Na manhã de hoje, o presidente Luiz Inácio Lula da Silva se reuniu com ministros para discutir a gestão de minerais críticos no Brasil, em meio a negociações sobre tarifas com os Estados Unidos. A Casa Branca procura um acordo para explorar esses minerais em território brasileiro.

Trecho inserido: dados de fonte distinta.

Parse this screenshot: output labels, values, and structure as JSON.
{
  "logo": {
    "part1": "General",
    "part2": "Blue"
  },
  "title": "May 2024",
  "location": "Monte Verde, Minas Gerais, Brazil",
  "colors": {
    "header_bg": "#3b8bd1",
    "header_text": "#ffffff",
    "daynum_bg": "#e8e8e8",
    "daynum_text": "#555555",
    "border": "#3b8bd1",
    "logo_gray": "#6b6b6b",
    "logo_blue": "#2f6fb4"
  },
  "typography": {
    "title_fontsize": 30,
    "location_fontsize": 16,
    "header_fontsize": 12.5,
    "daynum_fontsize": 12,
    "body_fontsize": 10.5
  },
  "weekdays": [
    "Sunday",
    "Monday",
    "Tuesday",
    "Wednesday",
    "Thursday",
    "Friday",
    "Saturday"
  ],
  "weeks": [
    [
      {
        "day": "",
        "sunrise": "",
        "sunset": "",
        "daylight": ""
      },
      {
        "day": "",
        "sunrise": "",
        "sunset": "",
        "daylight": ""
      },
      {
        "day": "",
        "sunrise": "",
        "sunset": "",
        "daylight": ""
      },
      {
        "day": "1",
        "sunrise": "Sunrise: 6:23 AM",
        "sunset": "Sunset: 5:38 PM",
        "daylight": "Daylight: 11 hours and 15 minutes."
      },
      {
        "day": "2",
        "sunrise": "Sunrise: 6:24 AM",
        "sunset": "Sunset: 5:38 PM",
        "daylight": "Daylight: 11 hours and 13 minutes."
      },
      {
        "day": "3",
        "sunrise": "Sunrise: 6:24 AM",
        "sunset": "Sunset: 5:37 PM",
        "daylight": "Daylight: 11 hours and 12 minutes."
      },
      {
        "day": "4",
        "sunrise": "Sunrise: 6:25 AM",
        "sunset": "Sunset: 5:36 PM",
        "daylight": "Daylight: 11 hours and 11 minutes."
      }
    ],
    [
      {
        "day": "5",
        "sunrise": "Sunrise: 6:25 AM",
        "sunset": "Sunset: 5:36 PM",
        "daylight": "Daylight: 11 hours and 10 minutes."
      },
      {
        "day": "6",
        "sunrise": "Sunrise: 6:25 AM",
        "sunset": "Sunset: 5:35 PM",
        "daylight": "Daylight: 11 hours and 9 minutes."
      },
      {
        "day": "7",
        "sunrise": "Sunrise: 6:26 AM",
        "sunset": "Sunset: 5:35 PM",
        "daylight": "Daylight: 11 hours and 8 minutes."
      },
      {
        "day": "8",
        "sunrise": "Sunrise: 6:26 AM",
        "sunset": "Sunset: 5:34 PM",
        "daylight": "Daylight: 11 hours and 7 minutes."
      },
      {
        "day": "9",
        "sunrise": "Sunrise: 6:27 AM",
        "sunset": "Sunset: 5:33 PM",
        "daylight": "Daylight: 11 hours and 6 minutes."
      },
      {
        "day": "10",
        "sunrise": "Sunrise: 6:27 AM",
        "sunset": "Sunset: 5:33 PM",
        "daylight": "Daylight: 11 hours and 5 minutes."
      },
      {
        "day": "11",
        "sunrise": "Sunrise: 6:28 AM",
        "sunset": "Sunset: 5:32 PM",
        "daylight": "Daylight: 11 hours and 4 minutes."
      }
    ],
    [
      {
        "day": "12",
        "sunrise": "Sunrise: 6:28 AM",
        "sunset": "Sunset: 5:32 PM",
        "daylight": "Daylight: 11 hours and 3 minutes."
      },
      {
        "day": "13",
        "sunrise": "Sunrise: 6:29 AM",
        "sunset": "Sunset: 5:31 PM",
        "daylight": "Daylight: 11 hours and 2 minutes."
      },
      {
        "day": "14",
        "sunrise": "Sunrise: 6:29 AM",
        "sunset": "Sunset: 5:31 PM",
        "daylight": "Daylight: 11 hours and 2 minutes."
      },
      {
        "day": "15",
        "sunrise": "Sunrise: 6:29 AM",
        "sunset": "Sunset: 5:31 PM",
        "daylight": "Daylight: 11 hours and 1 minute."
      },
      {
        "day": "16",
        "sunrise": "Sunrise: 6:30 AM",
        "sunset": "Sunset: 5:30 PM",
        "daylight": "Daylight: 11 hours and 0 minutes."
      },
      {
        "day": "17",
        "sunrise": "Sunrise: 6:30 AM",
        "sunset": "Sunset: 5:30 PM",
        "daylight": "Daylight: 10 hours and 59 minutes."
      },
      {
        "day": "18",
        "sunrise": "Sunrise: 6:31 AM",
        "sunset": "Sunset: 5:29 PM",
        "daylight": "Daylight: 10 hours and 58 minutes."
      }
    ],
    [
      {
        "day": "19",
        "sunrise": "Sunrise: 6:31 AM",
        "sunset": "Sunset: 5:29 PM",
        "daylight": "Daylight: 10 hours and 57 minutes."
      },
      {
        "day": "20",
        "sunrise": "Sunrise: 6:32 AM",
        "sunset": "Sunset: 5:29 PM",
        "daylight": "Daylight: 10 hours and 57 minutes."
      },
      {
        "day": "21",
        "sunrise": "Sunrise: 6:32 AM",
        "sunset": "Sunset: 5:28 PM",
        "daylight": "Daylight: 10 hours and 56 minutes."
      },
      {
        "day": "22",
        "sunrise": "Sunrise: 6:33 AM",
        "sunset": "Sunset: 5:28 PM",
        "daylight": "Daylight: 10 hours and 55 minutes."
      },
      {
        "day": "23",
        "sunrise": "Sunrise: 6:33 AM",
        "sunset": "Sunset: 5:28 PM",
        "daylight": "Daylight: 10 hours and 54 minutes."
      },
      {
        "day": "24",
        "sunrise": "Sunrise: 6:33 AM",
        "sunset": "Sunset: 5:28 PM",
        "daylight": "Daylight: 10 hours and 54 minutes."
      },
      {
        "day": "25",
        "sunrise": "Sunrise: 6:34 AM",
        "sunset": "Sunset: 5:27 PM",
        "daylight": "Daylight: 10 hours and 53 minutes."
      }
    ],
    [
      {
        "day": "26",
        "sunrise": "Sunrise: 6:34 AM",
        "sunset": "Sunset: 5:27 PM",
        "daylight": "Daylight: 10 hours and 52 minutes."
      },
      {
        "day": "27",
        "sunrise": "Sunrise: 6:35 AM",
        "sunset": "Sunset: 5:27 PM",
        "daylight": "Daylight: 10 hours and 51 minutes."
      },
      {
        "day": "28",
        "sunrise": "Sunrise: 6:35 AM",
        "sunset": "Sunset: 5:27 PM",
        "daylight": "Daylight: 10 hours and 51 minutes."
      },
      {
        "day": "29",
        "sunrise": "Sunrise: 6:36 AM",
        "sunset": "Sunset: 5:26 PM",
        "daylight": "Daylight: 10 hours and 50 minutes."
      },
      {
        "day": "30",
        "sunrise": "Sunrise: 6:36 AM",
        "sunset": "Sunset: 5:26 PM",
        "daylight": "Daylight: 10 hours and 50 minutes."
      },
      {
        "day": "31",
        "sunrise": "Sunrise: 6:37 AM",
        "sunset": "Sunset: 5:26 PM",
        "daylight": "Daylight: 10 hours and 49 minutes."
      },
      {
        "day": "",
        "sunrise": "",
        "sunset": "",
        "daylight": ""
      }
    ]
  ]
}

De acordo com o Serviço Geológico dos Estados Unidos (USGS), o Brasil é detentor de aproximadamente 21 milhões de toneladas de reservas de elementos de terras-raras, a segunda maior do mundo.
Recentemente, o Ministério de Minas e Energia apresentou um plano ao Conselho Nacional de Política Energética (CNPE) que visa estabelecer políticas para o setor mineral até 2050. Um dos objetivos é aumentar a contribuição do Brasil na produção global de minerais críticos de 8,3% para 12,2%.
Esse cálculo baseou-se em estimativas da Agência Internacional de Energia (AIE) sobre a demanda por minerais críticos e no potencial de produção do Brasil, calculado a partir das reservas conhecidas no país. O intuito é alinhar a capacidade produtiva do setor mineral com a dimensão dessas reservas.
O CNPE, liderado pelo ministro Alexandre Silveira, atua como um órgão consultivo à Presidência para formular políticas energéticas e é composto por diversos ministérios. O plano denominado Plano Nacional de Mineração (PNM) 2050 abrange orientações sobre investimentos, regulamentações, pesquisa mineral e sustentabilidade. Um novo documento será elaborado e apresentado em até 180 dias após a publicação do PNM, que deve ocorrer entre hoje e amanhã.
A exploração de minerais críticos já foi um tema discutido entre Lula e Donald Trump em uma reunião na Casa Branca, no início de maio. O presidente Lula tem evidenciado que busca negociar com os Estados Unidos sobre acordos de exploração, ao mesmo tempo em que se mostra aberto a investimentos de outras nações neste setor.
Num cenário de crescente demanda global por minerais, a mineradora Serra Verde, localizada em Goiás e a única fora da Ásia a produzir em grande escala os quatro elementos magnéticos essenciais de terras-raras, foi adquirida pela empresa americana USA Rare Earth por US$ 2,8 bilhões no último dia 20 de abril.